Other optimization methods/strategies may be used:
* Reaction deletion: *RKOProblem*
* Reaction under or over expression: *ROUProblem*
* Gene under or over expression: *GOUProblem*

A problem may include other parameters, such as the maximum number of genetic modification, a list of specitic targets, or non-targets (reactions/genes not to be modified). 

## Optimization algorithm

An optimization engine to solve the problem need to be instanciated. MEWpy uses Evolutionary Algorithms (EA) for this task.

EAs are algorithms that mimic the Darwinian evolutionary process, where a population of solutions evolves generation after generation. In the example we define a maximum of 50 generations.  

In [None]:
from mewpy.optimization import EA
ea = EA(problem, max_generations=50)

For informations on additional options you may use the `help` command

In [None]:
help(EA)

The EA may contemplate aditional parameters such as the identification of a specific algorithm (e.g. SPEA2, NSGAII, NSGAIII, GDE3, etc.), multiprocessing options, initial seeding, etc.

To start the optimization process invoke the run method:

In [None]:
solutions = ea.run()

We can now list the set of solutions:

In [None]:
df=ea.dataframe()
df

Or view the best solutions on the objective space, the so called Pareto front:

In [None]:
ea.plot()

We can save the solutions to file:

In [None]:
df.to_csv('solutions.csv')

or performe additional analysis on the solutions by retreiving the simulator used during the optimization.
 

## Working with solutions

Let us select the first solution:

In [None]:
solution = solutions[0]
solution

The solution is converted to metabolict constraints to be applied to the model. We can access these constrains using *solution.constraints*

In [None]:
solution.constraints

We may run phenotypic simulations with the solution using those constraints. Note that there is no need to redefine the medium as they are persistent in the simulator instance.

In [None]:
sim = problem.simulator
res=sim.simulate(constraints=solution.constraints,method='ROOM')
res

In [None]:
res.dataframe

In [None]:
res.find([PRODUCT,BIOMASS])

In [None]:
from mewpy.visualization.envelope import plot_flux_envelope

plot_flux_envelope(sim,BIOMASS,PRODUCT,constraints = solution.constraints)

## Exercice 1

Alter the notebook to run a gene over/under-expression (GOUProblem) optimization task. You may also try other optimization objectives (replacing or adding new objectives) such as `CandidateSize`, `ModificationType` or `BPCY_FVA`.

## Exercice 2

Alter the notebook to find possible genetic modifications for the increased production of ethanol (EX_etoh_e)

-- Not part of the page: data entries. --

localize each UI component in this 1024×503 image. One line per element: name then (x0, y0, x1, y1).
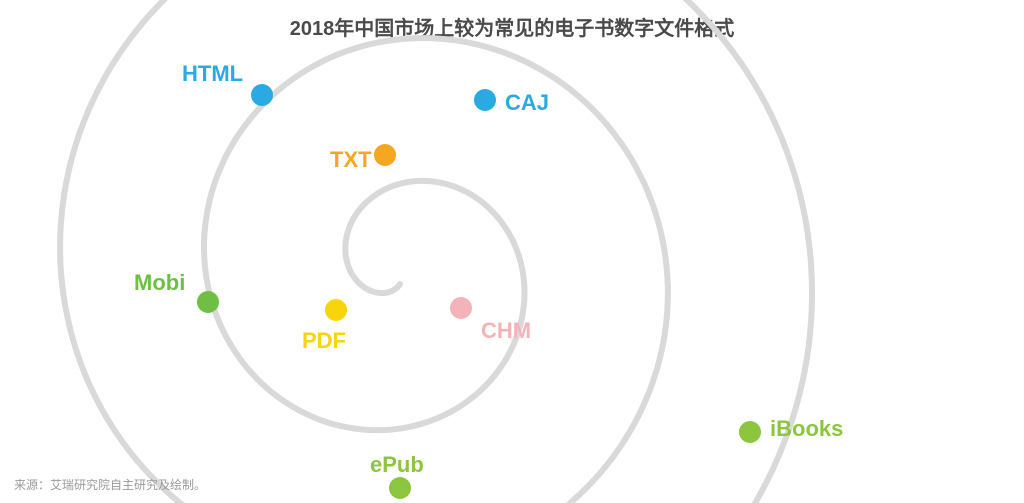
epub-label: ePub (370, 452, 424, 478)
ibooks-label: iBooks (770, 416, 843, 442)
pdf-label: PDF (302, 328, 346, 354)
chm-label: CHM (481, 318, 531, 344)
html-label: HTML (182, 61, 243, 87)
source-note: 来源：艾瑞研究院自主研究及绘制。 (14, 476, 206, 493)
ibooks-dot (739, 421, 761, 443)
chm-dot (450, 297, 472, 319)
txt-dot (374, 144, 396, 166)
mobi-dot (197, 291, 219, 313)
txt-label: TXT (330, 147, 372, 173)
spiral-path (0, 0, 1024, 503)
caj-dot (474, 89, 496, 111)
epub-dot (389, 477, 411, 499)
caj-label: CAJ (505, 90, 549, 116)
mobi-label: Mobi (134, 270, 185, 296)
infographic-stage: 2018年中国市场上较为常见的电子书数字文件格式 TXTCAJHTMLPDFCH… (0, 0, 1024, 503)
pdf-dot (325, 299, 347, 321)
html-dot (251, 84, 273, 106)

# Simulating user defined modifications

Genetic modifications at the gene, enzyme, transcription or regulatory levels need to be translated to the (pseudo) reaction level. This task is problem dependent and consequently requires the instantiation of a problem. If we do not intend run any optimization task, there is no need to define optimization objectives.

In [None]:
problem = GOUProblem(model,[], envcond=anaerobic)
sim = problem.simulator

A solution for a GOUProblem is a dictionary of genes' expression folds, e.g.:

In [None]:
solution = {'b3956': 8, 'b2914': 4}

You may get information on the genes using the simulator find functions

In [None]:
sim.find_genes('b3956|b2914')

The gene expressions are converted by the problem into reaction constraints:

In [None]:
constraints = problem.solution_to_constraints(solution)
constraints

that are used to run phenotypic simulations:

In [None]:
sim.simulate(constraints=constraints).find()

This functionality allows, for example, to simulate a same genetic modification on different methods or using other GEMs.